PALM BAY, Fla. - More than eight months after Hurricane Irma swept through the Sunshine State, the Palm Bay Estates mobile home community still bears the scars from the storm.
An EF 0 tornado touched down there the morning of Sept. 10, just as the hurricane was in full swing in the Central Florida area. The twister destroyed six mobile homes and damaged many others.
The eye of Hurricane Irma was hundreds of miles away when the outer rain bands spawned a water spout over the Indian River Lagoon that swept onshore with its aim on the 55+ community on Indian River Drive.
Mary King, a resident of Palm Bay Estates, remembers the morning vividly. She evacuated from the mobile home community ahead of the storm and sought shelter somewhere safer.
"The damage was unbelievable," King said.
King watched anxiously as News 6 reports showed crumbled homes, debris littering the streets and first responders assessing the wreckage.
"(A) telephone pole fell on the house. The pole in the back fell on the back of the house," King said.
While the damage to King’s home was considerable, she was one of the lucky residents who was still left with a home. William Loveland and his wife weren’t as lucky.
For 16 years, the couple lived in what they called their little piece of paradise, but it was paradise lost when the tornado unleashed its wrath. The couple’s roof was ripped off, leaving their home completely destroyed.
"My heart's right there in that lot and all of our memories,” Loveland said, pointing at the blank space where his home once stood.
Although only memories remain, Loveland said he’s thankful that nearly everyone along his street evacuated before the storm, meaning no one was injured.
"All it takes is one little tornado to completely wipe out a family," Loveland said.
Since September, some residents have left the Palm Bay Estates, but others, including Loveland, decided to stay. He said generous neighbors helped him until he could find a new home just a few doors away from his old one.
“When you've got people like that and you got a community like that, you want to stay," Loveland said.

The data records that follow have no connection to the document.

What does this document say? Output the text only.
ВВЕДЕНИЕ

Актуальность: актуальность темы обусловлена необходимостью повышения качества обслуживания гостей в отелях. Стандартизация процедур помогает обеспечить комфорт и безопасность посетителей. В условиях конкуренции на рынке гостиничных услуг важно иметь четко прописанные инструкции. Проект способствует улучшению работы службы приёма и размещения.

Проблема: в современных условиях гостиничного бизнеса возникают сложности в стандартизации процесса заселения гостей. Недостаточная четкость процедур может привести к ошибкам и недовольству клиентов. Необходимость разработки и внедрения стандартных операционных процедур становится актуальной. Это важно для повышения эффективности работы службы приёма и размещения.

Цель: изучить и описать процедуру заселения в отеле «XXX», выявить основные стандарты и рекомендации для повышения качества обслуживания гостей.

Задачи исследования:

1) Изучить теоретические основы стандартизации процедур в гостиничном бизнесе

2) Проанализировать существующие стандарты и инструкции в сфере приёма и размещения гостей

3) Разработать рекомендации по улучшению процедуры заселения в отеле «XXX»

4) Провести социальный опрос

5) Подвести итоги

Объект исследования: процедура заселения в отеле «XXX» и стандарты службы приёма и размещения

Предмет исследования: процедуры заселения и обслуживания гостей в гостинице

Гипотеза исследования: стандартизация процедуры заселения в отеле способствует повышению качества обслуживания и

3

As many people are making hurricane preparations this year, Loveland hopes his story will serve as a life-saving reminder.

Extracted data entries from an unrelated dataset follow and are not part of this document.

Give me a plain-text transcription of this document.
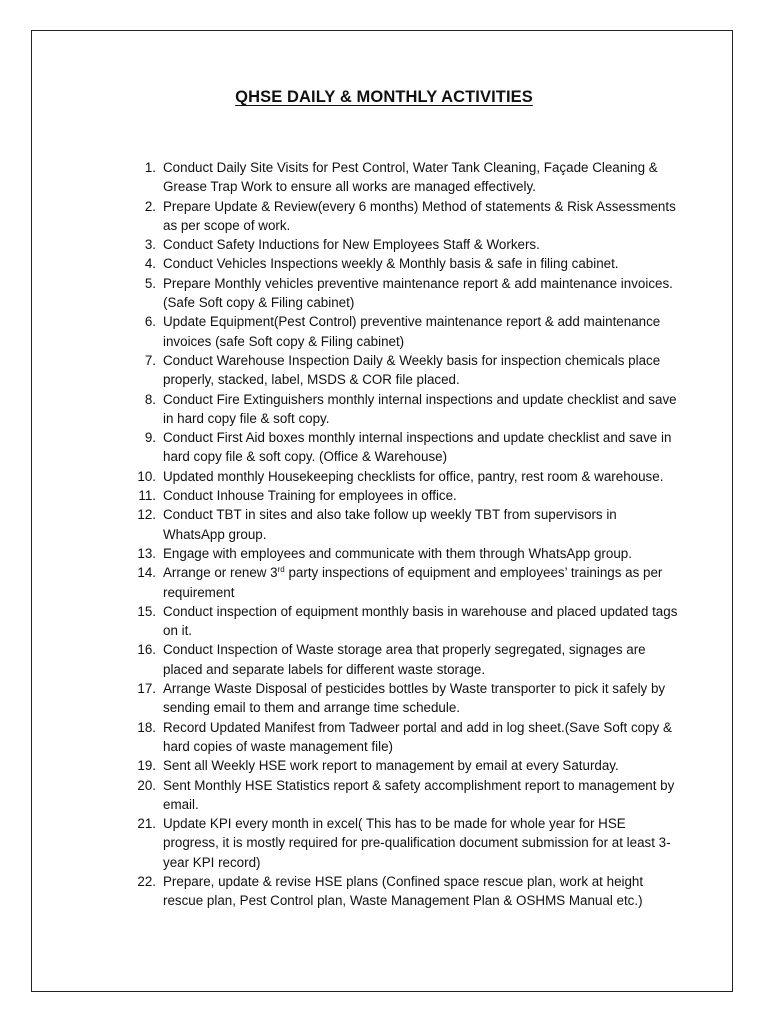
QHSE DAILY & MONTHLY ACTIVITIES
1. Conduct Daily Site Visits for Pest Control, Water Tank Cleaning, Façade Cleaning & Grease Trap Work to ensure all works are managed effectively.
2. Prepare Update & Review(every 6 months) Method of statements & Risk Assessments as per scope of work.
3. Conduct Safety Inductions for New Employees Staff & Workers.
4. Conduct Vehicles Inspections weekly & Monthly basis & safe in filing cabinet.
5. Prepare Monthly vehicles preventive maintenance report & add maintenance invoices.(Safe Soft copy & Filing cabinet)
6. Update Equipment(Pest Control) preventive maintenance report & add maintenance invoices (safe Soft copy & Filing cabinet)
7. Conduct Warehouse Inspection Daily & Weekly basis for inspection chemicals place properly, stacked, label, MSDS & COR file placed.
8. Conduct Fire Extinguishers monthly internal inspections and update checklist and save in hard copy file & soft copy.
9. Conduct First Aid boxes monthly internal inspections and update checklist and save in hard copy file & soft copy. (Office & Warehouse)
10. Updated monthly Housekeeping checklists for office, pantry, rest room & warehouse.
11. Conduct Inhouse Training for employees in office.
12. Conduct TBT in sites and also take follow up weekly TBT from supervisors in WhatsApp group.
13. Engage with employees and communicate with them through WhatsApp group.
14. Arrange or renew 3rd party inspections of equipment and employees’ trainings as per requirement
15. Conduct inspection of equipment monthly basis in warehouse and placed updated tags on it.
16. Conduct Inspection of Waste storage area that properly segregated, signages are placed and separate labels for different waste storage.
17. Arrange Waste Disposal of pesticides bottles by Waste transporter to pick it safely by sending email to them and arrange time schedule.
18. Record Updated Manifest from Tadweer portal and add in log sheet.(Save Soft copy & hard copies of waste management file)
19. Sent all Weekly HSE work report to management by email at every Saturday.
20. Sent Monthly HSE Statistics report & safety accomplishment report to management by email.
21. Update KPI every month in excel( This has to be made for whole year for HSE progress, it is mostly required for pre-qualification document submission for at least 3-year KPI record)
22. Prepare, update & revise HSE plans (Confined space rescue plan, work at height rescue plan, Pest Control plan, Waste Management Plan & OSHMS Manual etc.)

Neighbors said the damage definitely demonstrates the need to take evacuation orders seriously. As the 2018 hurricane season begins, Palm Bay Estates residents said they’ll keep in mind the lessons they learned from last year and will turn to each other if another storm hits.
"If anybody wants to stay in a mobile home -- just to get out. I don't think it's worth it. Your life is not worth it," Loveland said.